Docs / Reference · Detectors

Detectors

Fifteen structural detectors run automatically on every completed run. All thresholds configurable. Shadow mode lets you evaluate new detectors against real traffic before they page anyone.

What each detector catches

Fifteen structural detectors run automatically on every completed run. All thresholds are configurable via detectors.yml — no code changes, no rebuild.

DetectorTriggerSeverity
PROMPT_INJECTION_SIGNALInput matches known injection / jailbreak patternsCRIT
TOOL_LOOPSame tool called ≥3× in a 5-tool-call windowHIGH
TOOL_THRASHINGAgent alternates between exactly two toolsHIGH
LLM_TRUNCATION_LOOPfinish_reason=length fires ≥2 timesHIGH
RETRY_STORMSame tool fails 3+ times in a rowHIGH
EMPTY_LLM_RESPONSEZero-length output with finish_reason=stopHIGH
CASCADING_TOOL_FAILURE3+ consecutive failures across 2+ distinct toolsHIGH
SLOW_STEPTool call >15s or LLM call >30sMED/HIGH
CONTEXT_BLOATPrompt tokens grow 3× from first to last LLM callMED
GOAL_ABANDONMENTTool use stops, then ≥4 consecutive LLM callsMED
REASONING_STALLLLM:tool ratio ≥4× — thinking without actingMED
STEP_COUNT_INFLATIONRun used >2× P75 step count for this agentMED
FIRST_STEP_FAILUREError or empty output at step ≤2MED
RAG_EMPTY_RETRIEVALRetrieval returned 0 results, agent answered anywayMED
TOOL_AVOIDANCEFinal answer without calling available toolsMED
STEP_COUNT_INFLATION needs a warm baseline. P75 is computed from the last 50 successfully completed runs for the same agent_id + agent_version. The detector stays silent until at least 10 such runs exist, then activates automatically.

Tuning thresholds

Edit detectors.yml in the repo root.

default:
  tool_loop:
    threshold: 2        # fire if same tool called ≥N times in window
  context_bloat:
    growth_factor: 4.0  # last/first prompt token ratio to trigger

web-research:
  tool_loop:
    threshold: 5        # search agents legitimately repeat queries

Named sections match agent_id and inherit from default, overriding only what you specify. Restart the detector to apply:

docker compose restart detector

Shadow mode

Every signal is stored with a shadow flag. The alerts worker only delivers signals where shadow = false.

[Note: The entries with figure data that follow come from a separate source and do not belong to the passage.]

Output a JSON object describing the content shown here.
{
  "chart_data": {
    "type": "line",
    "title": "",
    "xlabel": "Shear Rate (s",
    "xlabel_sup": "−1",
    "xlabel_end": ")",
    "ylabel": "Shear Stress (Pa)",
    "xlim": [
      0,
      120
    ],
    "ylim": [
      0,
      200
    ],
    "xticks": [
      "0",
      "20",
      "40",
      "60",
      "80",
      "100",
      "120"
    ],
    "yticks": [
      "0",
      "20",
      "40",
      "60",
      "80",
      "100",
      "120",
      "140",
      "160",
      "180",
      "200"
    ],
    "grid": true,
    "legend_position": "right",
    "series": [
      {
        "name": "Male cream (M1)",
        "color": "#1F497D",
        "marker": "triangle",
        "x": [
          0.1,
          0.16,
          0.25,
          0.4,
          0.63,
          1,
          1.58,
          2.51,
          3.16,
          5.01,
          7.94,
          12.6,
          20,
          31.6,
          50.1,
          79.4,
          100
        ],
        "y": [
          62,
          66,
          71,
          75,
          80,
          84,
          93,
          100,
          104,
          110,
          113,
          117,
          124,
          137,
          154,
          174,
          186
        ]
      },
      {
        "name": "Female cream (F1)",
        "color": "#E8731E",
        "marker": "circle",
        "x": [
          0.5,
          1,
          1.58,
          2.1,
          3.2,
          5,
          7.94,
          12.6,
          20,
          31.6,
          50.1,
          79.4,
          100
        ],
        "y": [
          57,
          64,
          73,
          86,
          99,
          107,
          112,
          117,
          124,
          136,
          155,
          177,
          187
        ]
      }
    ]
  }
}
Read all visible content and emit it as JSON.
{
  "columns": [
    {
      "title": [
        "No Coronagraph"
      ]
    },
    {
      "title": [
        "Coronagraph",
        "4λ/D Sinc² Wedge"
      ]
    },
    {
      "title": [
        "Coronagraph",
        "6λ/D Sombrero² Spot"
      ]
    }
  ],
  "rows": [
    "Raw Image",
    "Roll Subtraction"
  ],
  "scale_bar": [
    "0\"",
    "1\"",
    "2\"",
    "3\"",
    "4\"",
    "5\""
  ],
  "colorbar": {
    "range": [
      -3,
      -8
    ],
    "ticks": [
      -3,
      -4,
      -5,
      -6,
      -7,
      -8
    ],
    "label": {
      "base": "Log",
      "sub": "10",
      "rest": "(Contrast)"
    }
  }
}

All 15 built-in detectors ship live. Custom detectors start in shadow mode — signals stored and visible in the dashboard, but no Slack or webhook alert fires — until you add them to LIVE_DETECTORS:

# services/detector/detector_svc/db.py
LIVE_DETECTORS: set[str] = {
    "TOOL_LOOP",
    "YOUR_NEW_DETECTOR",   # promote once precision > 80%
    …
}

This lets you validate a new detector against real traffic before it pages anyone.

Shadow signals in the dashboard

The Alerts page surfaces shadow signals in a dedicated section below the live alert groups. Dashed border, reduced opacity, SHADOW badge. The section only appears when at least one shadow signal exists.

curl "http://localhost:8002/v1/agents/my-agent/signals?include_shadow=true" \
  -H "Authorization: Bearer dt_dev_test"

How detection works

  1. Detector worker polls Postgres every 5 seconds for completed or stalled runs
  2. Fetches all events for that run from events
  3. Replays them into a RunState — tool calls, LLM calls, retrievals, durations
  4. Runs all 15 detectors against the state
  5. Writes any triggered FailureSignal rows
  6. Marks the run processed in processed_runs

Detection adds zero latency to the agent — it runs entirely after the run completes.